Es könnte sein, dass wir am Ende Zölle haben, die nahe an den Ankündigungen des „Liberation Day“ liegen, was erhebliche negative Auswirkungen hätte. Oder wir könnten am Ende viel niedrigere Zölle haben, während andere Länder ihre eigenen tarifären und nichttarifären Handelshemmnisse senken. Wir wissen es einfach nicht.

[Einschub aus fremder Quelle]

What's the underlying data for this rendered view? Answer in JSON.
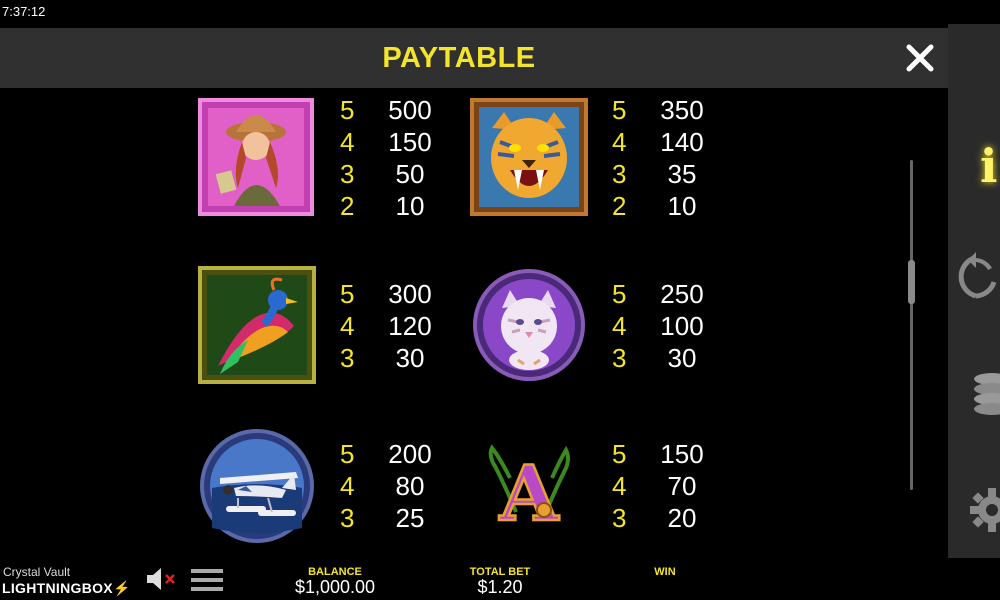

Zweite Ebene: Wirtschaftliche Unsicherheit
Die zweite Ebene ist die wirtschaftliche Unsicherheit. Wenn neue Zölle bestätigt und eingeführt werden, werden sie die Inflation wieder ankurbeln und sich negativ auf das Wachstum auswirken. Welche Auswirkungen werden dominieren? Auch hier wissen wir es nicht. Es wird unter anderem von der Ausgestaltung des neuen Handelsregimes abhängen: Welche Waren werden mit welchen Zöllen belegt? Wie werden andere Länder darauf reagieren? Auch hier wissen wir es aktuell nicht. Daher muss die Fed, wie Powell betonte, noch warten, um zu entscheiden, ob sie einem starken Anstieg der Inflation oder einem starken Rückgang der Wirtschaftstätigkeit vorbeugen sollte.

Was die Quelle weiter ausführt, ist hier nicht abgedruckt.